Бориска в настоящей деревне никогда не был, но из раннего детства, совсем из другой жизни, остались обрывки красивых воспоминаний о поездках на лето к какой-то двоюродной тетке на Тамбовщину. Из этих обрывков сложилась сама собой сладкая пастораль. А как там, в заброшенной деревне Удальцово, сложится все на самом деле – об этом московскому бомжу Бориске думать вовсе не хотелось.
За пыльным подвальным окном стало темнеть. Бориска решил больше не спать, потянулся с хрустом, сполз со своей лежаночки, походил по подвалу, чтобы размять затекшие от долгого безделья конечности. Сейчас хорошо бы выпить. Хорошо бы, да нечего. Сам о себе не подумаешь – никто не подумает. Не оставил он вчера ночью ни глоточка. Однако можно и перетерпеть. Оно даже как-то спокойней – идти на встречу с убийцей трезвым как стеклышко. Все-таки убийца. А с другой стороны, как же не выпить по такому случаю? Хотя бы для храбрости.
Так, обсуждая с самим собой сложный, но чисто теоретический вопрос, хорошо было бы выпить сейчас или нет, Бориска скоротал еще полтора часа.
Наконец настала полночь. Он тихонько вылез из подвала, сгорбившись, вжав голову в плечи, прошмыгнул в тот самый двор со сказочным домиком, песочницей и глухим, но проломленным в одном месте забором.
Ждать пришлось совсем недолго. Не прошло и получаса, как мелькнула знакомая тень. Бориска затаил дыхание, он решил сначала понаблюдать за убийцей, на всякий случай. Сердце билось гулко, часто, Бориске не терпелось, но он ждал, пока убийца сядет на лавочку у забора.
Убийца огляделся по сторонам, не спеша прошелся от сказочного домика до песочницы, повернул голову к ярко освещенному подъезду. Из подъезда выходили люди, двое мужчин и женщина. Они довольно громко разговаривали, женщина смеялась. Вероятно, они были у кого-то в гостях.
Убийца быстро отступил в темноту, к той самой скамейке у забора.

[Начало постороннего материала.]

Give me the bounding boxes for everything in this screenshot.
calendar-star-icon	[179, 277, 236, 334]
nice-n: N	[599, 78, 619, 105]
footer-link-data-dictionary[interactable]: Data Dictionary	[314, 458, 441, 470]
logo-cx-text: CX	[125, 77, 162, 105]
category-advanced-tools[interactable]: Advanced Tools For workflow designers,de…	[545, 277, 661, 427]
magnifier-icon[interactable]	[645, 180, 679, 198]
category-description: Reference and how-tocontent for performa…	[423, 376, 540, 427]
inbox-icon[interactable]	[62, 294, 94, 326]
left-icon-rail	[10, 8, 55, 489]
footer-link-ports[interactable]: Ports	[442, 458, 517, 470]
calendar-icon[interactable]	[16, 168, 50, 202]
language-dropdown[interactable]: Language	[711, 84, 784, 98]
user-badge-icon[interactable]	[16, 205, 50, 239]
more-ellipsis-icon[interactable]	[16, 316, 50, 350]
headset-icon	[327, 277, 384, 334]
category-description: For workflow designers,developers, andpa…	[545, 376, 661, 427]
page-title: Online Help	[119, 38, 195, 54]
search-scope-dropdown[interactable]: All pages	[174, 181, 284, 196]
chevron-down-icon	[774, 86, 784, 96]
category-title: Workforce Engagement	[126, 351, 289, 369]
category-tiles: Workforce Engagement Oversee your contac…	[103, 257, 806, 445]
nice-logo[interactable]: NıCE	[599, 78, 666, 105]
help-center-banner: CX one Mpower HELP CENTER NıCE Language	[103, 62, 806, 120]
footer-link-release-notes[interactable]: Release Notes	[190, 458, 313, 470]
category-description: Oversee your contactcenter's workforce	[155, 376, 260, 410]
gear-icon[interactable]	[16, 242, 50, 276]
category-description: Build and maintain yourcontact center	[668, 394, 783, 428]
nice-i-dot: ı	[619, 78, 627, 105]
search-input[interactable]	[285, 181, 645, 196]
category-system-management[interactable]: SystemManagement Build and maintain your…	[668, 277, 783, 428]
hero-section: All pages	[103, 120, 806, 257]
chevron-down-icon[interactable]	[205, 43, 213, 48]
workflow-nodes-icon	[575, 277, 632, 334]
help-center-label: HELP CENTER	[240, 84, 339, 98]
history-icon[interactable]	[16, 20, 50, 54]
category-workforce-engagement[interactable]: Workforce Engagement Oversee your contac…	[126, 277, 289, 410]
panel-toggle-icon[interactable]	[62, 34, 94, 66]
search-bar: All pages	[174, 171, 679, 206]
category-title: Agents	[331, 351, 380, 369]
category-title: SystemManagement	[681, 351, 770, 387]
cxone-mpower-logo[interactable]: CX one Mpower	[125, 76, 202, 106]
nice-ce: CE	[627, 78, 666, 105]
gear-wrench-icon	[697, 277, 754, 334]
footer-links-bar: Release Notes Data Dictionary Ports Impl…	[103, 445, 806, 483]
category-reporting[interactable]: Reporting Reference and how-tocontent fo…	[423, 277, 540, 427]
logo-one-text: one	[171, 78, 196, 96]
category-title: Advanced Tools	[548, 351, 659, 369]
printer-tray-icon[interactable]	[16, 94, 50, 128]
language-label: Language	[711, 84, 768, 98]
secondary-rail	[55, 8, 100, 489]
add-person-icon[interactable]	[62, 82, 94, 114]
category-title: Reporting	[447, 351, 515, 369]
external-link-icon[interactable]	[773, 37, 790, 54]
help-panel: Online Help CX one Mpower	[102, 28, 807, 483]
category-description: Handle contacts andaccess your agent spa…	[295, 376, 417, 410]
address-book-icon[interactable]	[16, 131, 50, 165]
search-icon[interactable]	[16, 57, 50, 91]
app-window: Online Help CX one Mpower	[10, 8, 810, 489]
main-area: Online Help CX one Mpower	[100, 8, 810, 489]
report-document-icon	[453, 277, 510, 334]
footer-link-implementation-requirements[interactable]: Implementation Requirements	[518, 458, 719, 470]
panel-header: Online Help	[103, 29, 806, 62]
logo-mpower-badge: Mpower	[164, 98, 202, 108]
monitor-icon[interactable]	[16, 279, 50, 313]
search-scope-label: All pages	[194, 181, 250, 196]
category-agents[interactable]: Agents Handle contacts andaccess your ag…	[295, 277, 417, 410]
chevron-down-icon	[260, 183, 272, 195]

Веселая компания загрузилась в машину и укатила. Двор опустел. До Бориски донесся запах сигаретного дыма. Убийца сел на скамейку и спокойно закурил. Бориска отодвинул доску, вылез сквозь дыру в заборе, бесшумно подошел и сел рядом.
– Деньги с собой? – спросил он хриплым шепотом.
– Привет, доброжелатель. Выпить хочешь?
– Некогда мне. Давай деньги, и гуд-бай, – буркнул Бориска, однако от предложения выпить у него защекотало в носу.
И правда, выпить очень хотелось. Весь день во рту ни капли, а нервничать всухомятку не сладко.
– Ох, какой ты серьезный. Сразу тебе деньги. А доказательства есть у тебя? Думаешь, на слово поверят?
– Поверят, еще как! Все расскажу, в подробностях.
– Ты и подробности знаешь?
– Знаю. Я все видел. Сидел вот в этом теремке и все видел. Так что ты мне лапшу на уши не вешай. Давай деньги, и разойдемся навек.
– На век ли? Вот дам я тебе сейчас тысячу, ты потратишь, захочется тебе еще, опять письма станешь писать.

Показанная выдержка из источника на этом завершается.